The Norwegians above the Arctic Circle are used to it, of course. Your weird is their normal. This is the part of the year where they can stay up late and get everything done, where they can step outside in the dead of night to get a bit of house maintenance work done, or do a spot of gardening.
Six months from now, Norway’s northern peoples may be relying on giants mirrors and light-therapy clinics to stave off the psychological burden of perpetual darkness - but right now, they’re making hay while the sun shines, and since the sun is always shining, away they go.
Non-human Norwegians are also unusually active. A 1960 study of trees in the parts of Alaska above the Arctic Circle showed that compared to more equatorial examples of the same species, extreme-North trees grew much faster in the summer, to compensate for much slower-than-average growth in the months of darkness. Under the Midnight Sun the natural world speeds up, even becoming a little manic.
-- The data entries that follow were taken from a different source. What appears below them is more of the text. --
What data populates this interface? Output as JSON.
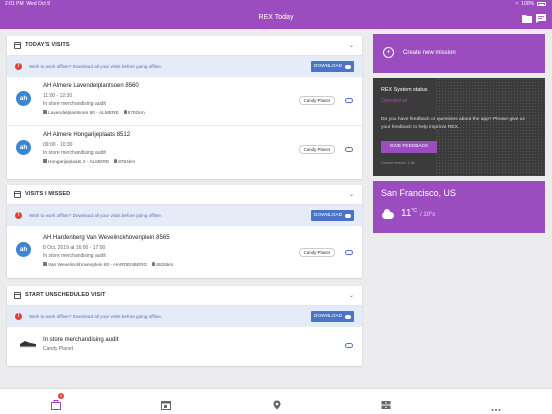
{
  "status_bar": {
    "time": "2:01 PM",
    "date": "Wed Oct 9",
    "battery": "100%"
  },
  "header": {
    "title": "REX Today"
  },
  "offline_notice": {
    "text": "Wish to work offline? Download all your visits before going offline.",
    "button": "DOWNLOAD"
  },
  "today": {
    "title": "TODAY'S VISITS",
    "visits": [
      {
        "name": "AH Almere Lavendelplantsoen 8560",
        "time": "11:00 - 12:30",
        "type": "In store merchandising audit",
        "address": "Lavendelplantsoen 60 - ALMERE",
        "distance": "8782km",
        "client": "Candy Planet"
      },
      {
        "name": "AH Almere Hongarijeplaats 8512",
        "time": "09:00 - 10:30",
        "type": "In store merchandising audit",
        "address": "Hongarijeplaats 2 - ALMERE",
        "distance": "8784km",
        "client": "Candy Planet"
      }
    ]
  },
  "missed": {
    "title": "VISITS I MISSED",
    "visits": [
      {
        "name": "AH Hardenberg Van Wevelinckhovenplein 8565",
        "time": "8 Oct, 2019 at 16:00 - 17:00",
        "type": "In store merchandising audit",
        "address": "Van Wevelinckhovenplein 60 - HARDENBERG",
        "distance": "8826km",
        "client": "Candy Planet"
      }
    ]
  },
  "unscheduled": {
    "title": "START UNSCHEDULED VISIT",
    "item": {
      "name": "In store merchandising audit",
      "client": "Candy Planet"
    }
  },
  "mission": {
    "label": "Create new mission"
  },
  "system_status": {
    "title": "REX System status",
    "subtitle": "Operational",
    "question": "Do you have feedback or questions about the app? Please give us your feedback to help improve REX.",
    "button": "GIVE FEEDBACK",
    "version": "Current version: 1.36"
  },
  "weather": {
    "city": "San Francisco, US",
    "temp": "11",
    "unit": "°C",
    "low": "/ 10°c"
  },
  "tabbar": {
    "badge": "3"
  },
  "colors": {
    "brand": "#9b4dc0",
    "accent_blue": "#4b74c8",
    "warning": "#e0413a"
  }
}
If you were staying in this perpetual daylight for very long, even for a few days, you’d feel it too. It’s a hard adjustment to make, and your natural sleep patterns could be ruinously disrupted. If you want to stay rested and alert for the latter half of your journey, you should rely on blackout curtains in your bedroom, and get used to wearing a sleep-mask. (You brought one, right? Good.)
But you should also embrace a little of this weirdness, this day that doesn’t quit. If you’ve ever wished you had longer to enjoy the incredible colours of a Northern European sunset, this is everything you could ever hope for.
By all means, experiment with power-naps and siestas, so you can go up on deck at the most absurd time and find it’s light enough to take photos and see this incredible landscape as it slips past.
Experience a little of the Norwegian rhythms of life under the Midnight Sun, and see how they suit you. Let your imagination roam to take in the fact that at the pole, far to the north of here (as far north as possible to go, in fact), it’s been daytime for the last three months - and will continue to be for the next three.
Try that extreme weirdness on for size, and wonder how Arctic explorers handle it. Maybe shudder a little in sympathy. And then retire below-decks to your room, pull the curtains tightly shut, and pretend you’re somewhere that has proper, sensible days and nights, so you can get some much-needed sleep.